Qubits can exist in multiple energy states, such as high and low, but they also can exist in a “superposition” of those states, acting as if they are simultaneously in all these states. This superposition is not only the property a quantum computer would harness to solve problems conventional computers find intractable, but it also makes the qubit highly sensitive to minute changes in its environment, such as the presence of a faint magnetic field, which would measurably affect the qubit’s energy state. Quantum-enhanced measurement techniques like this allow for higher precision than conventional sensing methods, making them useful in applications such as navigation.
But qubits can get even more sensitive with the use of an additional quantum property called entanglement, a phenomenon where multiple objects have interlinked quantum states. When a group of qubits is entangled, each qubit senses the signal not only directly but also through its links with other qubits, thereby amplifying the signal — making the group even better than unentangled qubits at sensing slight changes.
Increasing the number of entangled qubits dramatically improves the group’s capabilities as well.
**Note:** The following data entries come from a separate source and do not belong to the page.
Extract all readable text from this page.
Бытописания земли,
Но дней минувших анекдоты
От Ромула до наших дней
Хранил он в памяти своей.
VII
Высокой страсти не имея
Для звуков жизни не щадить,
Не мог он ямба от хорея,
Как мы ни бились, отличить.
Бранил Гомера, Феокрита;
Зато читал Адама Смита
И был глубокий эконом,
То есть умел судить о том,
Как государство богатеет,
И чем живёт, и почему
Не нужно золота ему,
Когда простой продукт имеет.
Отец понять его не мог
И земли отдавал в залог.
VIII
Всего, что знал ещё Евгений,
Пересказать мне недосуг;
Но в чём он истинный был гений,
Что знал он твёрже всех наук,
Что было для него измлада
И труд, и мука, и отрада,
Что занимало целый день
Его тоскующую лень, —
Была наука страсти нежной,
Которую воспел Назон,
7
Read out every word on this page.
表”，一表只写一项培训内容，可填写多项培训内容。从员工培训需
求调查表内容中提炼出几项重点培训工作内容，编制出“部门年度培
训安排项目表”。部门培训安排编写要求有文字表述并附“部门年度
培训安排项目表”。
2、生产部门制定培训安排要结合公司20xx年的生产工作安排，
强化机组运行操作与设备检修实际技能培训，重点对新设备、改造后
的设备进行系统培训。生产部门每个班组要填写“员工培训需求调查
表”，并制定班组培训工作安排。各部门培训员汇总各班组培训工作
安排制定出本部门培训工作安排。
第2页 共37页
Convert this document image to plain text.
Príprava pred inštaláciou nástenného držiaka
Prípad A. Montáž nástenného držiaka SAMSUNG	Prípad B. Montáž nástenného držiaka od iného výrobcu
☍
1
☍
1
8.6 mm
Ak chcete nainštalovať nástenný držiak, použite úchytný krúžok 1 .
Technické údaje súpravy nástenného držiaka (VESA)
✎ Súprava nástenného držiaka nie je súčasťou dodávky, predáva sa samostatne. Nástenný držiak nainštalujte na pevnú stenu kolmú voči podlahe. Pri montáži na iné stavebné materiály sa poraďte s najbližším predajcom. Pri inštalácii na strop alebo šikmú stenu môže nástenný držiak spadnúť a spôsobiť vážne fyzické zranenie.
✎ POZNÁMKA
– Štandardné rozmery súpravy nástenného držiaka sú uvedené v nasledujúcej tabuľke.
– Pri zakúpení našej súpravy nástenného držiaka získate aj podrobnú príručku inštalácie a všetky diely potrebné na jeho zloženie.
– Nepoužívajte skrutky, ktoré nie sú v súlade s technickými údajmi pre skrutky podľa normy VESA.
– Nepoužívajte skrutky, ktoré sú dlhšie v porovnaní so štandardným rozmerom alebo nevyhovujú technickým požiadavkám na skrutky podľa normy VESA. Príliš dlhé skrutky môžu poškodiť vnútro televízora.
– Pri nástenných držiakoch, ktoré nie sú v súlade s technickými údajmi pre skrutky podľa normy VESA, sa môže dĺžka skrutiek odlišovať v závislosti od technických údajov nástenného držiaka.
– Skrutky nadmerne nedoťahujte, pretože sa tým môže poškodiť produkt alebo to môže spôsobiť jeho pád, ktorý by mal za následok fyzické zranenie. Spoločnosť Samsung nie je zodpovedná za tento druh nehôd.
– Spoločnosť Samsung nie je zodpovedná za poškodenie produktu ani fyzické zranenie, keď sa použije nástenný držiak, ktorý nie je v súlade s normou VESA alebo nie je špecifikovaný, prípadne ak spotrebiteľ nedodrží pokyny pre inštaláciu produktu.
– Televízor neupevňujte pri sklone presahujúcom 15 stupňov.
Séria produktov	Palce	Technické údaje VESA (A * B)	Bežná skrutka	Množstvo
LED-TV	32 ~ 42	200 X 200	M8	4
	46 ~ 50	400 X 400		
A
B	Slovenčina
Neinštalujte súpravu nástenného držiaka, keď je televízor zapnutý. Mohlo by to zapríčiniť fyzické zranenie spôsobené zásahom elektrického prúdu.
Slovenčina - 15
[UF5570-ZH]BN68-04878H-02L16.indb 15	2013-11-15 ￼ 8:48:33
For example, compared to a single qubit in superposition, 100 unentangled qubits would be 10 times more sensitive, but 100 entangled qubits would be 100 times as sensitive.
The trouble is that entangling qubits generally requires complete isolation from environmental changes such as mechanical vibrations or temperature shifts. Such disturbances create what quantum technology designers call noise — a perennial problem for quantum computers and quantum sensing alike.
The team’s approach designs the group of entangled qubits so they can tolerate some noise-related errors. Building on observations seen in others’ experiments, the team applies techniques for correcting corrupted data in quantum computers — known as quantum error correction codes — to make the group robust in the face of noise.
“In analyzing these error correction codes, we found that there is a family of codes that protects entangled sensors,” Lin said. “One type of error correction code enables entangled qubits to detect magnetic fields with higher precision than unentangled qubits, even if some of the entangled qubits become corrupted with errors.”
While other teams’ experiments suggested the result, Lin said that his group’s paper places the findings on a more mathematically rigorous footing.
“It may take time for technologists to create sensors that take advantage of the findings,” he said. “However, the community’s understanding of quantum mechanics is good enough that we think the results will hold up under experiment, which we invite others to test in the lab.”